MSAL authentication and authorization from React to Web API

Question

I have some trouble understanding the MSAL authentication and authorization. I have a single page app developed in React. I have setup the MSAL Azure SSO authentication by registering the web app on the Azure AD. Now, I have a Web API (in .Net Core) which is running on a separate app service. How do I integrate the authentication from my React app to the Web API?

Few questions coming to mind:

• Do I have to register the Web API app as well similar to my React app?
• Do I have to pass the auth token from my React App to the Web API?
• Do I have to setup the authentication only on the Web API side (using MSAL.Net) and the React App will connect to it?

Please share your thoughts. Let me know if I can explain any better.

Answer 1

Here is a complete video tutorial and source code on how to use MSAL with React to call Microsoft Graph.

The only different in your case will be that instead of calling Microsoft Graph, you will call your own API.

Bottomline is - there is no direct integration package yet for react. Which can also be read from the official statement on the msal-js repo:

After our current libraries are up to standards, we will begin balancing new feature requests, with new platforms such as react and node.js.

Answer 2

1. If you are the author of both react app and web API, you can register just one app and use ClientId for both.
2. Yes.
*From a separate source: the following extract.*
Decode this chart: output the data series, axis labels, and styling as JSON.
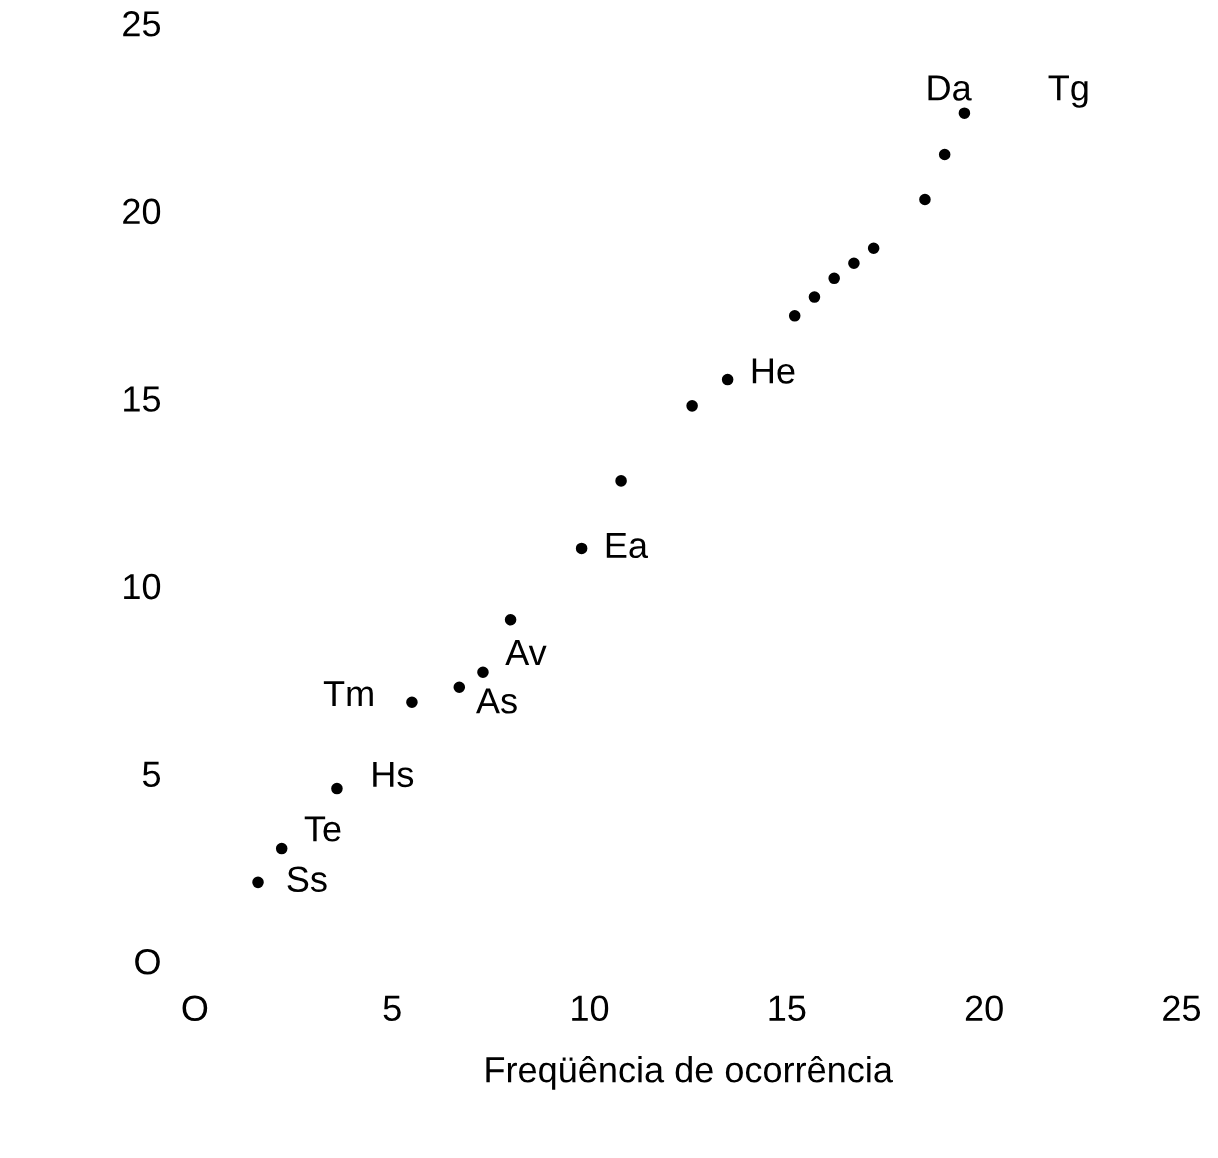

If your react app is standalone app (not a part of Asp.net app) you can use msal.js to login with AzureAD and then use openId token to login to your web API. Also you can use access token to access services secured by Azure (e.g. Microsoft Graph) directly from React.
3. If your React app is a part of Asp.net app, you can setup Auth on server. If it's standalone app you need to use approach from 2.

If your React app is standalone app and if you are going to access "downstream" API (like Microsoft Graph) from Web API, you need to implement On-Behalf-Of mechanism on your Web API. In two words: - user login with React app and access Web API with openId token; - Web API acquires new access token based on token sent from client - Web API access Microsoft Graph with this new access token.
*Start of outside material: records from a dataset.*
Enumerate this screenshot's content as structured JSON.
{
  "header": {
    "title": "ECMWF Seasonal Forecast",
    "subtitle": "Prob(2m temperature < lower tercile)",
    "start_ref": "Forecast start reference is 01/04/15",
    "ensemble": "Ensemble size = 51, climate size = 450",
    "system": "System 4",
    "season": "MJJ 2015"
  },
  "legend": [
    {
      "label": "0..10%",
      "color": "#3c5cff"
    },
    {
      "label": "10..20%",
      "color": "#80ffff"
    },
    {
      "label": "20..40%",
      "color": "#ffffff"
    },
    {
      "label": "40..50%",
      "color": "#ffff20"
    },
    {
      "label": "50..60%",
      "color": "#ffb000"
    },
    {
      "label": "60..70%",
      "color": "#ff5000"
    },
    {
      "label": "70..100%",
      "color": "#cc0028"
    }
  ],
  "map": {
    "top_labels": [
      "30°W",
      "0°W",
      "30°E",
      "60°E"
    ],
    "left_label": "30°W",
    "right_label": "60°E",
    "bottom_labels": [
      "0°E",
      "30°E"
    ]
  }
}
You can find Server side example here. Client side example from another answer works in this case, but you need to send row openId to Web API instead on access token.

P.S. You can use access token instead of idToken to access your WebAPI as well, but in this case you need to define separate scope for your WebAPI in Azure as well. After that you can use this scope to access your WebAPI and separate set of scopes to access MS Graph.